In September Fouad Ajami, professor at the Nitze School of Advanced International Studies at Johns Hopkins, discussed the Tariq Ramadan issue in the Wall St. Journal. The article is archived here. Ajami, a Shia Muslim who was born in Lebanon, is a regular contributor to the WSJ and is the author of The Dream Palace of the Arabs.

In the WSJ article Ajami discusses Ramadan's "spin" on his lineage:


The genealogy of Tariq Ramadan was fundamental to his ascendancy to power and prominence: Nasab (acquired merit through one's ancestors) is one of the pillars of Arab-Islamic society. . . . Mr. Ramadan could embrace his grandfather while maintaining, when needed, that the sins of ancestors cannot be visited on descendents. But he would never walk away from his legacy, and pride in his grandfather suffuses his work. In a piece of writing in November 2000, the reverence for Banna was astounding. No, he would not, [Ramadan] said, disown his descent from a man who "resisted British and Zionist colonialisms, who founded 2,000 schools, 500 social centers, and as many developmental cooperatives," and who never ordered or sanctioned terrorist attacks. No serious historian of Egypt in the '40s would let stand this version of history. (emphasis added)

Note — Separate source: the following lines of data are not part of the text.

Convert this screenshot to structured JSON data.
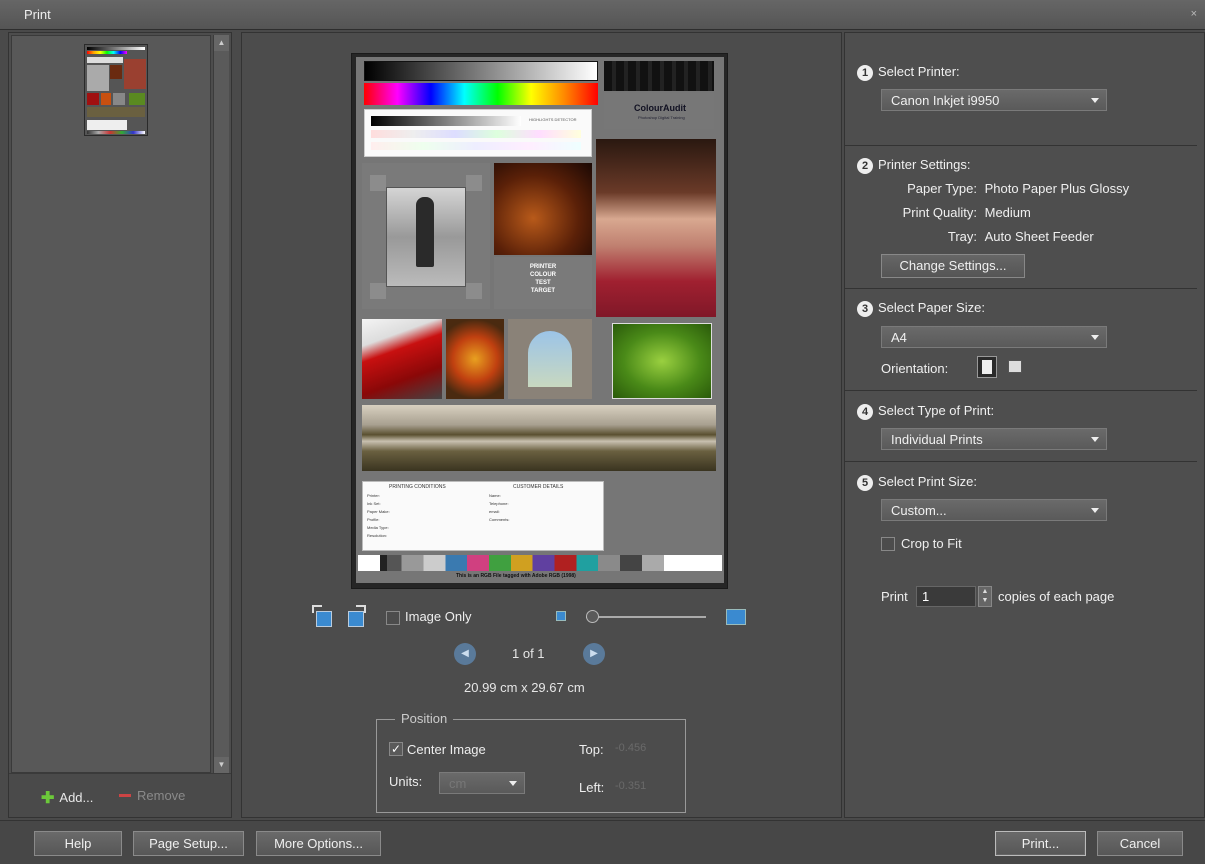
{
  "window": {
    "title": "Print",
    "close": "×"
  },
  "left": {
    "add_label": "Add...",
    "remove_label": "Remove",
    "scroll_up": "▲",
    "scroll_down": "▼"
  },
  "center": {
    "image_only_label": "Image Only",
    "page_counter": "1 of 1",
    "page_size": "20.99 cm x 29.67 cm",
    "prev_glyph": "◀",
    "next_glyph": "▶",
    "position": {
      "legend": "Position",
      "center_image_label": "Center Image",
      "center_image_checked": true,
      "units_label": "Units:",
      "units_value": "cm",
      "top_label": "Top:",
      "top_value": "-0.456",
      "left_label": "Left:",
      "left_value": "-0.351"
    },
    "page_text": {
      "logo_main": "ColourAudit",
      "logo_sub": "Photoshop Digital Training",
      "highlights": "HIGHLIGHTS DETECTOR",
      "target_title": [
        "PRINTER",
        "COLOUR",
        "TEST",
        "TARGET"
      ],
      "form_left_title": "PRINTING CONDITIONS",
      "form_right_title": "CUSTOMER DETAILS",
      "form_left_fields": [
        "Printer:",
        "Ink Set:",
        "Paper Make:",
        "Profile:",
        "Media Type:",
        "Resolution:"
      ],
      "form_right_fields": [
        "Name:",
        "Telephone:",
        "email:",
        "Comments:"
      ],
      "footer": "This is an RGB File tagged with Adobe RGB (1998)"
    }
  },
  "right": {
    "s1": {
      "num": "1",
      "title": "Select Printer:",
      "value": "Canon Inkjet i9950"
    },
    "s2": {
      "num": "2",
      "title": "Printer Settings:",
      "paper_type_label": "Paper Type:",
      "paper_type": "Photo Paper Plus Glossy",
      "quality_label": "Print Quality:",
      "quality": "Medium",
      "tray_label": "Tray:",
      "tray": "Auto Sheet Feeder",
      "change_button": "Change Settings..."
    },
    "s3": {
      "num": "3",
      "title": "Select Paper Size:",
      "value": "A4",
      "orientation_label": "Orientation:"
    },
    "s4": {
      "num": "4",
      "title": "Select Type of Print:",
      "value": "Individual Prints"
    },
    "s5": {
      "num": "5",
      "title": "Select Print Size:",
      "value": "Custom...",
      "crop_label": "Crop to Fit"
    },
    "copies": {
      "prefix": "Print",
      "value": "1",
      "suffix": "copies of each page"
    }
  },
  "footer": {
    "help": "Help",
    "page_setup": "Page Setup...",
    "more_options": "More Options...",
    "print": "Print...",
    "cancel": "Cancel"
  }
}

Again, Mr. Ramadan appears to have quite a different perspective on the historical legacy of his grandfather, Hassan al-Banna.

Ajami then addresses the notion that Ramadan is an "assimilationist" moderate:


[Ramadan's] big theme was the fate of Islam in the new lands of the West; not for him the theme of assimilation. His was a different prescription, artfully stated: The Muslims would live the life of the faith within Europe, for Islam, he maintained, had always been a fact of European life. France was zealously republican and lacit, secularism, was its civil religion. Mr. Ramadan preached a different doctrine: The Muslims of France had not been parties to that secularism, and they ought to be free to challenge its basic canons.

Ajami also states that - shades of the Dreyfus affair - Ramadan charged several French intellectuals as being "for Israel" instead of for France, leading Bernard Kouchner, the French founder of Doctors Without Borders, to chasten Ramadan as a "most dangerous man."

Prof. Ajami's conclusion to the article is as follows:


The liberty of an open society can never be a suicide pact, and the freedom of the academy is never absolute. . . . [Ramadan] can and will no doubt continue his work while the Muslims in North America cast about for a measure of peace in this new world. For them, there is the path of assimilation. It was, after all, the legacy of Hassan al-Banna that pushed them to these shores.

One would hope that this would put an end to the fools screaming "censorship" by keeping Ramadan out. It certainly will not.